「カナタハルカ」すずめの戸締まり ブレミンさんの映画レビュー(感想・評価)
カナタハルカ
新海誠監督3年ぶりの最新作、常に災害というジャンルに立ち向かってきた新海監督が遂にストレートに災害と対峙する物語という事もあり、今までの繊細な描写とは少し離れてモンスターらしきものもいましたし、どのような作品になるか期待半分、不安半分で鑑賞。仕事終わり直行なので体に鞭を入れながら。特典は新海誠本です。
色々と気になる部分はある…けれどやはり新海監督の作る作品は改めて面白く、それでいて自分や他者と向き合う事を教えてくれる、好きだなと思えるものになっていました。

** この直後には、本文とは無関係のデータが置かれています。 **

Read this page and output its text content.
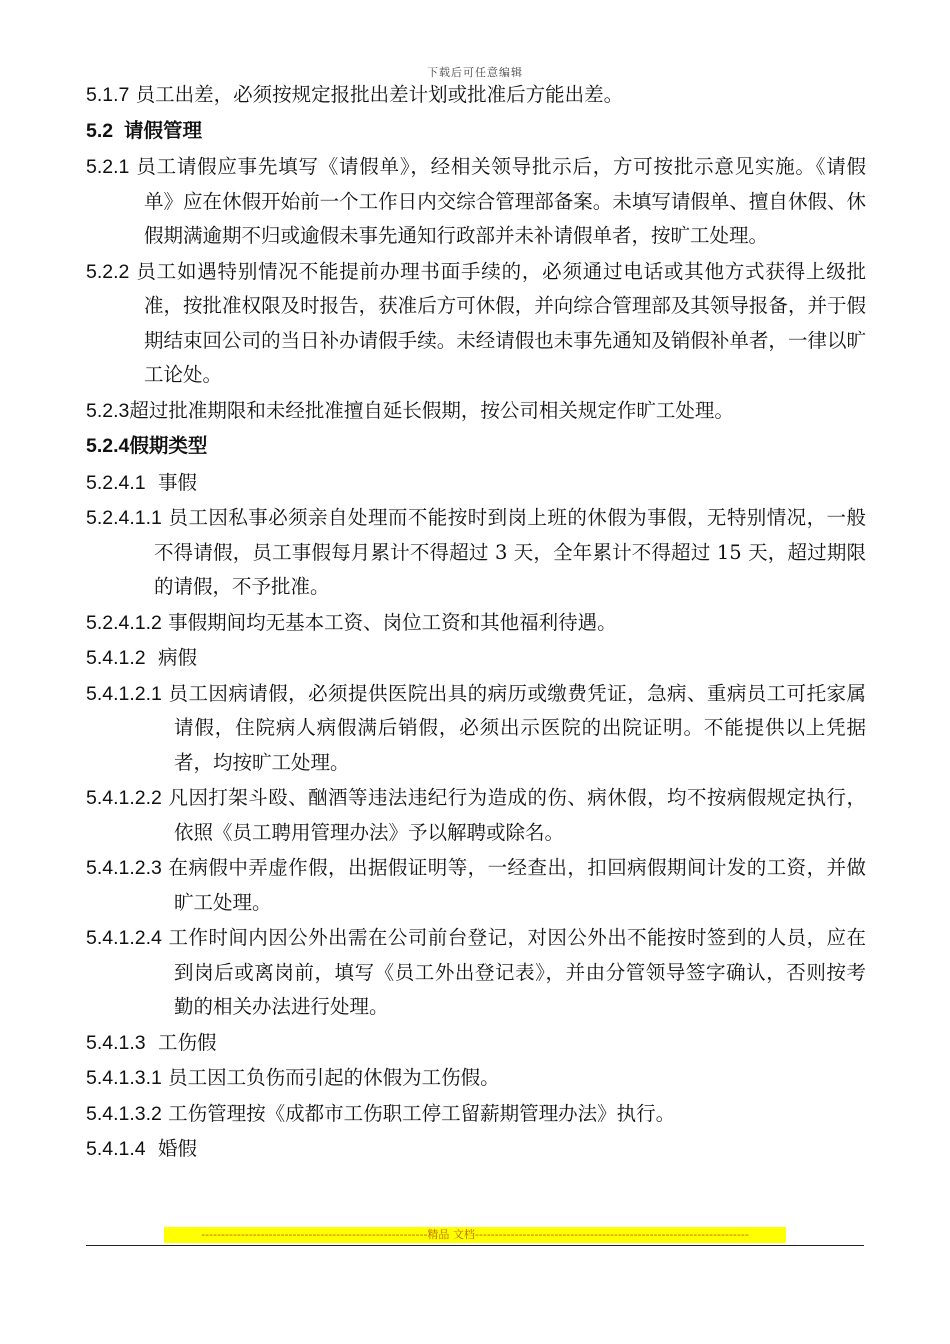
下载后可任意编辑

5.1.7 员工出差，必须按规定报批出差计划或批准后方能出差。

5.2 请假管理

5.2.1 员工请假应事先填写《请假单》，经相关领导批示后，方可按批示意见实施。《请假单》应在休假开始前一个工作日内交综合管理部备案。未填写请假单、擅自休假、休假期满逾期不归或逾假未事先通知行政部并未补请假单者，按旷工处理。

5.2.2 员工如遇特别情况不能提前办理书面手续的，必须通过电话或其他方式获得上级批准，按批准权限及时报告，获准后方可休假，并向综合管理部及其领导报备，并于假期结束回公司的当日补办请假手续。未经请假也未事先通知及销假补单者，一律以旷工论处。

5.2.3超过批准期限和未经批准擅自延长假期，按公司相关规定作旷工处理。

5.2.4假期类型

5.2.4.1 事假

5.2.4.1.1 员工因私事必须亲自处理而不能按时到岗上班的休假为事假，无特别情况，一般不得请假，员工事假每月累计不得超过 3 天，全年累计不得超过 15 天，超过期限的请假，不予批准。

5.2.4.1.2 事假期间均无基本工资、岗位工资和其他福利待遇。

5.4.1.2 病假

5.4.1.2.1 员工因病请假，必须提供医院出具的病历或缴费凭证，急病、重病员工可托家属请假，住院病人病假满后销假，必须出示医院的出院证明。不能提供以上凭据者，均按旷工处理。

5.4.1.2.2 凡因打架斗殴、酗酒等违法违纪行为造成的伤、病休假，均不按病假规定执行，依照《员工聘用管理办法》予以解聘或除名。

5.4.1.2.3 在病假中弄虚作假，出据假证明等，一经查出，扣回病假期间计发的工资，并做旷工处理。

5.4.1.2.4 工作时间内因公外出需在公司前台登记，对因公外出不能按时签到的人员，应在到岗后或离岗前，填写《员工外出登记表》，并由分管领导签字确认，否则按考勤的相关办法进行处理。

5.4.1.3 工伤假

5.4.1.3.1 员工因工负伤而引起的休假为工伤假。

5.4.1.3.2 工伤管理按《成都市工伤职工停工留薪期管理办法》执行。

5.4.1.4 婚假

---------------------------------------------------------精品 文档---------------------------------------------------------------------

まず登場人物の表情の豊かさ、新海監督作品に常に備わっていたものは今作でも健在でした。すずめの快活な様子、日本を横断しまくるにも関わらず持ち前のガッツで突き進んでいく姿がとても凛々しかったです。可愛さも備えていて新海監督作品の新たなヒロインにしっかり名を刻んでくれました。草太は基本的に椅子の姿で日本をすずめと共に横断しますが、単独行動しようとするとすずめに捕まってモノ扱いされたり、実際のイスのフリをしたり、助けに入ったり、すずめの手伝いをしたりと、新海監督作品には珍しいマスコット枠がシリアスにしすぎない役割を果たしていてとても良かったです。
アニメーションの美しさは磨きに磨かれており、日本の風景の美しさ、もう一つの世界の幻想的な空間、登場人物たちの行動、さらに今回は災害をモチーフにしたミミズの化け物の存在感も加わって壮大に仕上がっていました。新海監督作品の新感覚を味わえることができました。
日本とは嫌なほどに密接な関係にある災害、今作はそれに焦点を当てた作品という事で、どこまで踏み込んでいくんだろうと思いましたが、想像以上に踏み込んでいた作品でした。ミミズが発生するのは日本の下にあるプレートが動くことによる地震をモチーフにしていて、実際にミミズが倒れたら地震が起こる仕組みになっており、草太とすずめが止めに向かいます。ある種のボランティアとしての役割も果たしつつ、日本の現状を強く訴えかけてもいました。「君の名は。」で復興を描き、「天気の子」で災害後の生き方を描き、そして今作へと繋がり、新海監督の集大成といっても過言ではない出来でした。
「言の葉の庭」で新海監督の独自性が色濃く描写されていて、「君の名は。」ではエンタメ向けに仕上がったので最高に面白いんですが、とても見やすくなっており(口噛み酒は独自性が強かったですが)、「天気の子」で少しその独自性が戻り、今作でかなり戻ってきたなと思いました。そのためエンタメ性は少し弱まっていましたが、感じた事のない感覚に引き込んでくれたのが最高でした。
気になった点として、展開が少し駆け足気味になった後半はロードムービーの良さが薄れてしまったなという印象です。複雑な話ではないのでスッとは飲み込めるんですが、後味は微妙という終わりの方は少しモヤモヤしました。ただ121分に詰め込まれた話とは思えないほどの濃密さを味わえるのは新海監督の手腕が全開で発揮されていたなと思いました。
初見でもかなり面白いなと思っていたんですが、時間が経って作品の事をぼんやりと考えていると色々と思いを馳せる場面が多く、2度目を見てより一層作品内で描かれた新海監督の想いがじんわり沁みてきました。何度もリピートしてしまいそうです。今年ベスト級になりそうな予感がしています。今年は大混戦です。